Shape Categorisation: 30 individuals' FA maps (selected at random from Group 2) were affinely co-registered to an MNI (2mm FA) template and the transformation matrices reused to spatially normalise the corresponding whole brain tractography result. Streamlines were then re-parameterised to 30 knot-points (b-spline interpolation), translated to the origin (centre-of-mass subtraction), vectorised (coordinate concatenation) and the resultant feature descriptors subjected to principal component analysis. The first seven eigenvectors (encompassing ~98% of total shape variance) were then selected to form a set of shape basis functions, combinations of which should be sufficient to approximate any plausible streamline shape. Finally, the streamline feature descriptors were then decomposed onto the shape basis functions and the resultant weight vectors clustered (k-means) into 800 classes of shape, examples of which are presented in Figure 1.
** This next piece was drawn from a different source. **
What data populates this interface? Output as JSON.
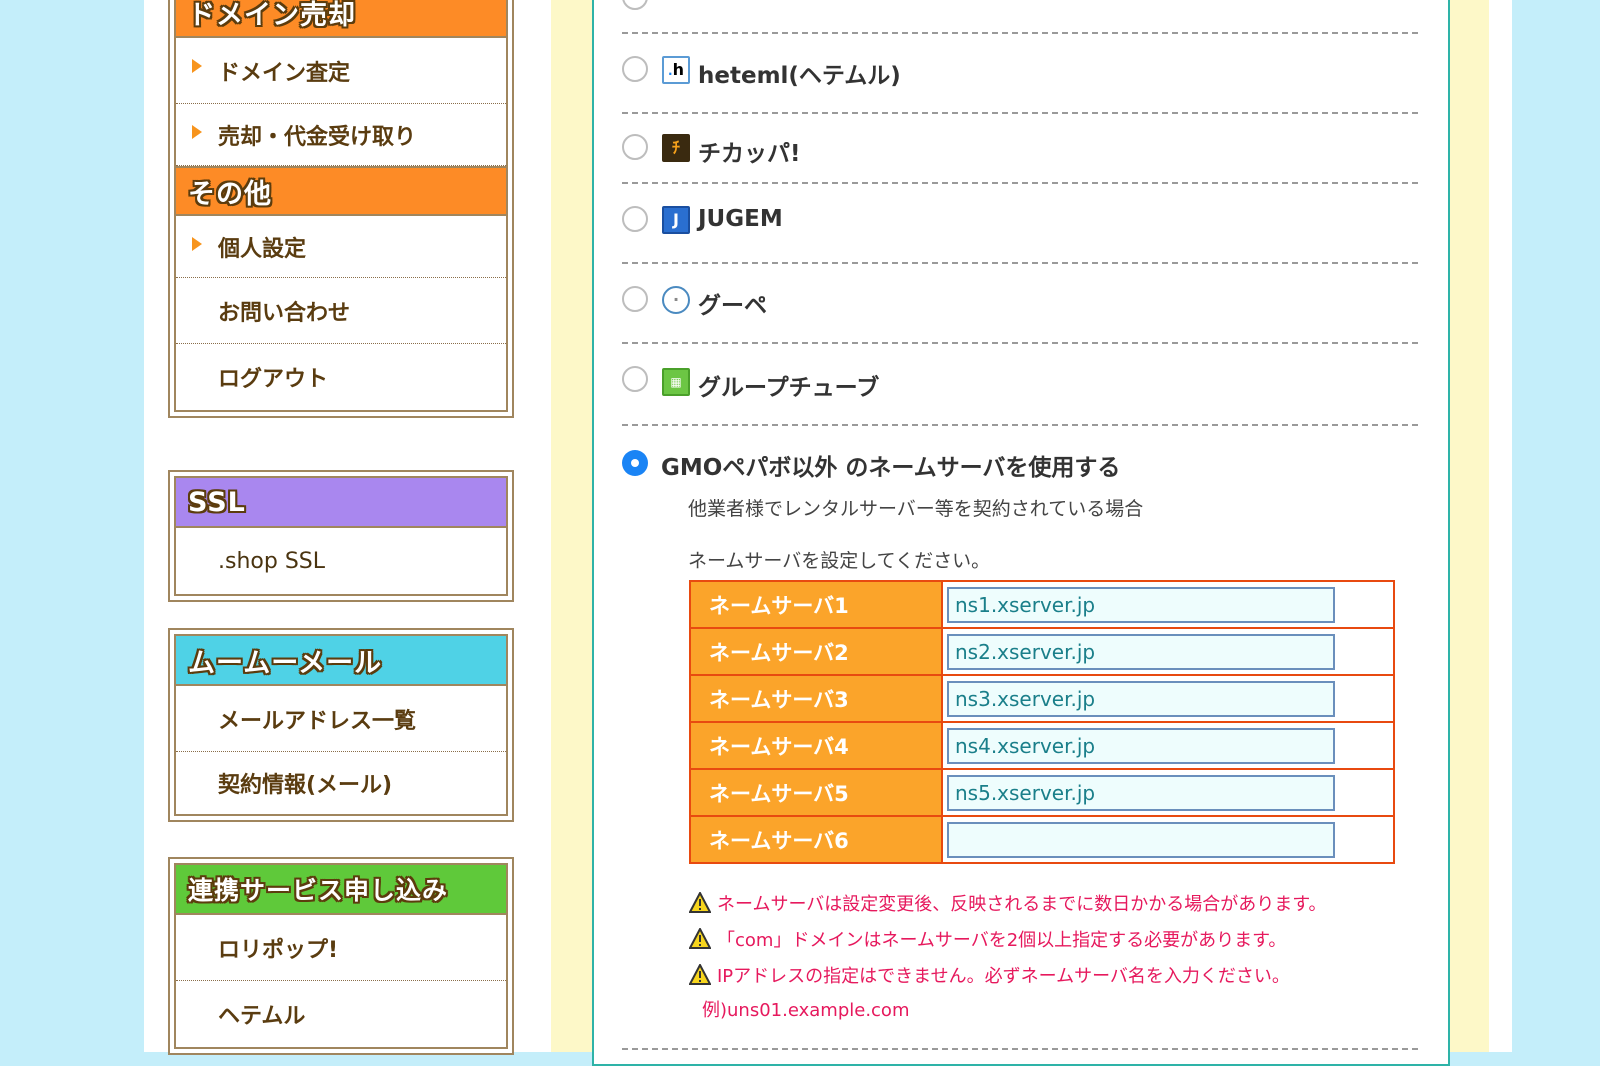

Fingerprinting: To obtain "fingerprints", subject tractographies were spatially normalised (eliminating rotation as a confound) and reduced to weighted combinations of shape basis functions. For each streamline, the Euclidean distance between its weight vector and each of the 800 cluster centroids was calculated, assigning the (arbitrary, but unique) identifying number of the closest cluster to that streamline. A histogram of streamline identification numbers – i.e., the histogram of shapes (Figure 2) – then forms the "fingerprint". Similarity between fingerprints is assessed by vectorising all histogram bin-counts and computing cross-correlations between them.

Figure 3 shows the cross-correlation matrix of fingerprints within Group 1. Figure 4 displays a histogram of correlation coefficients resulting from the combination of Groups 1 and 2. Notice how the distribution of correlation coefficients derived from intra-individuals comparisons naturally separates from that arising from comparing different subjects. This allows same/different subject identification through simple thresholding of the correlation coefficient. Thresholding at 0.8 allowed, across the combined dataset (Group 1 & 2), identification of repeat-scan subject images (comparing each image in the combined cohorts, in turn, to all other images) with 93% precision.The work presented here indicates that tract shape does, indeed, carry uniquely identifiable information. Beyond subject identification – which is trivially achievable through other means – why is this important? Firstly, our technique opens up a new avenue for longitudinal study. Figure 3 demonstrates that, at least within the short term, streamline fingerprints are a highly consistent property. If this consistency can be shown to persist across longer periods, then sudden or progressive reductions in correlation coefficient (with respect to the subject's baseline) might be useful as a marker indicative of, for example, the appearance or progress of tumours, lesions or atrophy that are known to alter/disrupt white matter on a global scale. Secondly, our technique may serve as a new method for examining brain development. Many of the 800 shape parcellations here are specific to particular white matter structures but, importantly, individual clusters represent only one potential morphology and thus one fibre bundle is most likely represented by multiple clusters. By understanding the relationship between such clusters and studying the evolution of the fraction of assigned streamlines over time, brain fingerprints could be used to track, on both global and tract specific scales, the evolution of brain shape.